We should be more concerned with dealing with the future effects of the inevitable changes than wasting resources in a futile effort to stall it, because it will occurr nonetheless.  The best we can possibly hope for would be to slow it a few percent with extreme expenditures of resources at a substantial human cost.  Do we know that is the best course of action.  No, we don't because we don't fully understand even the warming, and that much less the potential consequences.

I would rather be driven in a clear direction with a clear purpose by concensus of well established and confirmed research than to leap to conclusions before all the data is in and understood to ease a paranoid fear on a temporary basis and take the risk that the medicine is worse than the disease.

Al Gore??? When did science and hysteria become equal.

Keep your head in the sand,guys!  You don't perform unplanned, open-ended experiments with your (and mine!) one, and only, home.

The current misadministration is driven solely by profit oriented plutarchs.  Nothing against an honest profit, but you don't pee in your own well!

The willingness to recognize a potential pitfall and take avoiding action is far preferable and wiser, to falling in and then worrying about getting out.  The problem with tipping points in ecosystems is that they may be hard to recognize until the are passed and it may not be possible to "Untip" them.

Adam, regarding your quote, "Global warming is of little concern.  We are sure it is happening, but despite a lot of research, we still cannot honestly say we understand the mechanisms well, and that we can even come close to quantifying our contribution to it.  It is inevitable that we will face climate change, as it is a natural occurrence.  It is also virtually impossible for us to substantially affect the change, whether it was triggered in part by us or not."

This statement shows us that EDUCATION is a wonderful thing.

You claim that you are a "conservationist," yet you have clearly made up your mind that the vast majority of scientists are studying something of "little concern". I would like to see any scientific paper that claims, "we still cannot honestly say we understand the mechanisms well".

The understanding of what is happening has been with us for many years. The education of said understanding is under way, yet still so far away.

Breaking the "Programmed Mind" is what we are dealing with. Please at least try to be open-minded, so that when the time comes when the political powers (yes both parties on both sides of the Atlantic) and big industry decide to clean up their "smoke screen" approach to the problem, at least you will be ready for the truth.
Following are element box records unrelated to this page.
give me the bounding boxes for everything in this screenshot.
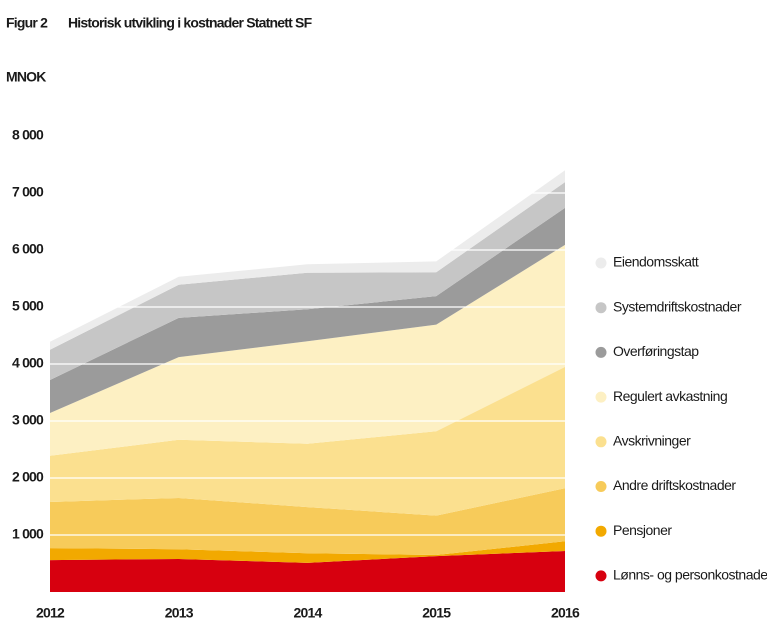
- y-tick-label: 1 000: [12, 526, 44, 542]
- legend-swatch: [595, 346, 607, 358]
- x-tick-label: 2015: [422, 605, 451, 621]
- legend-swatch: [595, 481, 607, 492]
- x-tick-label: 2016: [551, 605, 580, 621]
- y-tick-label: 5 000: [12, 298, 44, 314]
- area: [50, 207, 565, 414]
- chart-title: Historisk utvikling i kostnader Statnett…: [68, 15, 313, 31]
- x-tick-label: 2014: [294, 605, 323, 621]
- y-tick-label: 7 000: [12, 184, 44, 200]
- area: [50, 541, 565, 563]
- area: [50, 182, 565, 380]
- legend-label: Andre driftskostnader: [613, 477, 736, 493]
- x-tick-label: 2013: [165, 605, 194, 621]
- legend-label: Lønns- og personkostnader: [613, 567, 767, 583]
- area: [50, 550, 565, 592]
- y-tick-label: 6 000: [12, 241, 44, 257]
- legend-label: Pensjoner: [613, 522, 672, 538]
- figure-label: Figur 2: [6, 15, 48, 31]
- y-tick-label: 3 000: [12, 412, 44, 428]
- y-tick-label: 2 000: [12, 469, 44, 485]
- legend-swatch: [595, 525, 607, 537]
- legend-label: Eiendomsskatt: [613, 254, 699, 270]
- legend-label: Regulert avkastning: [613, 388, 727, 404]
- y-tick-label: 8 000: [12, 127, 44, 143]
- legend-swatch: [595, 570, 607, 582]
- y-axis-label: MNOK: [6, 69, 46, 85]
- area: [50, 244, 565, 456]
- x-tick-label: 2012: [36, 605, 65, 621]
- legend-label: Systemdriftskostnader: [613, 298, 742, 314]
- legend-swatch: [595, 257, 607, 269]
- legend-swatch: [595, 302, 607, 314]
- legend-swatch: [595, 391, 607, 403]
- y-tick-label: 4 000: [12, 355, 44, 371]
- area: [50, 488, 565, 555]
- legend-label: Avskrivninger: [613, 433, 691, 449]
- legend-swatch: [595, 436, 607, 448]
- legend-label: Overføringstap: [613, 343, 699, 359]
I think Mr. Weimer should sit down and watch An Inconvenient Truth. Saying that the data is so small and so subject to error is just plain false. We are on the edge of another mini ice age, and we need to address the situation now. The fact of the matter is is that the current administration is run by oil industry executives. It's not that there isn't enough proof on the table, it's that it means massive losses on their part from having to stop being involved in the oil business. Right now our cars aren't allowed in many countries because we fail to meet their emmissions standards. The Federal Govt is trying to sue California over their stte emmissions policies that would effectively put them where CHina's emmissions standards are today -11 YEARS from now. So. the largest industrializeing nation on the face of the planet, the one that we owe the greatest chunk of our debt to- will not accept our cars and everything that goes along with it because of our current administration's blazing shortsightedness. Last month Ford closed down the plant that made the Taurus, because they couldn't keep it open. Imagine if the government was fully on board the biodiesel bandwagon. That plant and the thousand jobs lost could hev been saved and revamped as a Corporation and Environment saver. Instead, it was scuttled, jobs lost, and a small town lies dying. it is time for us to open our eyes and become the innovators that our forefathers were, otherwie, we will just be statistics.
Does Al Gore drive a plug-in electric car powered by windmills? I will take Democrats seriously when they get serious. Carter gave lipservice to US energy independence, as well as W, the time for lipservice is over. If we are all not part of the solution, we are part of the problem.